The next instruction 1066 1 0 A9+0.4 is a print instruction which tells us to print the number of characters held in the B1 register (=12) starting from the next halfword in the store (the 0.4 adds 1 halfword address to the value of the label). The last character is not to be printed but is interpreted as a carriage control character.

The 1117 0 0 0 instruction tells Atlas 1 that the job is finished and that its resources can be released

Finally, the purpose of the EA0 is to tell the ABL compiler that the end of the source program has been reached and that the translated program should be entered at label 0) which doesn’t actually appear in the source text, but is implied to mean the first line of the program.

Atlas store was based on 48-bit words grouped into 512 word pages.
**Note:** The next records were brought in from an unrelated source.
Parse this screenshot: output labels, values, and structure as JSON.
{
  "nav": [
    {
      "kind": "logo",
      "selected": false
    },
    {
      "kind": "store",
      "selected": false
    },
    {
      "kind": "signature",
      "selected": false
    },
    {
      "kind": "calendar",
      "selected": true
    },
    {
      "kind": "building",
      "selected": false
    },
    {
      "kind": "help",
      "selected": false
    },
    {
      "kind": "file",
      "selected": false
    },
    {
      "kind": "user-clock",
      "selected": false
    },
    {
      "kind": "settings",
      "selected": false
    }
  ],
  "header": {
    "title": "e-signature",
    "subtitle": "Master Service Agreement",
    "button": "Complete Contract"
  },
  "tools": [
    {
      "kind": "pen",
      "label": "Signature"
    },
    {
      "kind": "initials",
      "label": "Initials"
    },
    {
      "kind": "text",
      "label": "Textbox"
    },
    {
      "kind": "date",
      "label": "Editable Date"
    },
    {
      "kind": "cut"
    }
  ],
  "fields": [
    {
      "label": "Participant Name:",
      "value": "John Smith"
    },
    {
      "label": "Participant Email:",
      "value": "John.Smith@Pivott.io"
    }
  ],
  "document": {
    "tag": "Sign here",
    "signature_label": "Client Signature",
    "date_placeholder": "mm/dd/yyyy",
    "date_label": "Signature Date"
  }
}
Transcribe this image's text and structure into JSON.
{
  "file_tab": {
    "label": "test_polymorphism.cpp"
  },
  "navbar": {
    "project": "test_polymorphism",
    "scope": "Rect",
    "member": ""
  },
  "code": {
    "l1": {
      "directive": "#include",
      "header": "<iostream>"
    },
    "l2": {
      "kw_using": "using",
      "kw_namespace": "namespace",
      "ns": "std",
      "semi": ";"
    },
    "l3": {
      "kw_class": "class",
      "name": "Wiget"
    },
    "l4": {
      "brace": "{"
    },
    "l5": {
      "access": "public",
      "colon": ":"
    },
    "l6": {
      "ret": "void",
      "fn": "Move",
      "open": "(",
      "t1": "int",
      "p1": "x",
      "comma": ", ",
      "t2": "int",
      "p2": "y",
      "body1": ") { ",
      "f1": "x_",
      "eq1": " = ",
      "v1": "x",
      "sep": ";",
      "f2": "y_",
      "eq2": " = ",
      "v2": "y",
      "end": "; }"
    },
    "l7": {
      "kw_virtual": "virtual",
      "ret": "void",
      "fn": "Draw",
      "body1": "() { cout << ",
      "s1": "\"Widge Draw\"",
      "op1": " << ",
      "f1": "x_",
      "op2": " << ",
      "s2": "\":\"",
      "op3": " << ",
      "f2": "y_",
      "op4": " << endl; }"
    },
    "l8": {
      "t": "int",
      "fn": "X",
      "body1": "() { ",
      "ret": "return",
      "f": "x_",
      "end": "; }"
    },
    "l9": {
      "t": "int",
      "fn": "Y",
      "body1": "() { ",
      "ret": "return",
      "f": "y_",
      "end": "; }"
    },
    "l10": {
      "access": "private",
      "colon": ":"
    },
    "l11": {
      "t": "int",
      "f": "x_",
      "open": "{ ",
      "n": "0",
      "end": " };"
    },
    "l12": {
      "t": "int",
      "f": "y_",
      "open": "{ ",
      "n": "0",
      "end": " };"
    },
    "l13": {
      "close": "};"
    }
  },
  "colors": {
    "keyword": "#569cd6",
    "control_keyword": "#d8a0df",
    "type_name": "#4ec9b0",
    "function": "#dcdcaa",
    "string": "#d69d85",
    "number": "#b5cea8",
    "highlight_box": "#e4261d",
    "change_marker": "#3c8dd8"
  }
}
A word could hold and instruction or a floating point number but could also be divided into two 24-bit halfwords or eight 6-bit characters. A halfword commonly held an integer or an address (the 128 “B-Registers” were all of halfword length).

When we write integers in Atlas Basic Language (ABL) we have a wealth of formats available to express a halfword value. The full repertoire can be studied at http://www.chilton-computing.org.uk/acl/literature/manuals/atlas/p010.htm but here we will confine ourselves to the forms which the emulator employs in its displays.

Consider the number 1028.6. The 1028 is a decimal integer which is held in the leading 21 bits of a halfword. The .6 is an “octal fraction” held in the bottom 3 bits.

When we use this value as an address, what we mean is character 6 (starting from 0) in word 1028. Or, to put it another way character 2 of halfword 1 in word 1028.

But we can also express this as 2:4.6 meaning character 2 of halfword 1 in word 4 of page 2. All these forms are equivalent and amount to the same value.

The final form we will consider here is the left-justified octal form. The left octal form is always recognised by being preceded by a “J”. Expressing 1028.6 in this form gives us J00020046. It is not necessary to employ the full 8 octal digits, but zero right padding will be understood if not.

When we refer to page numbers we sometimes use the form 2: to mean page 2.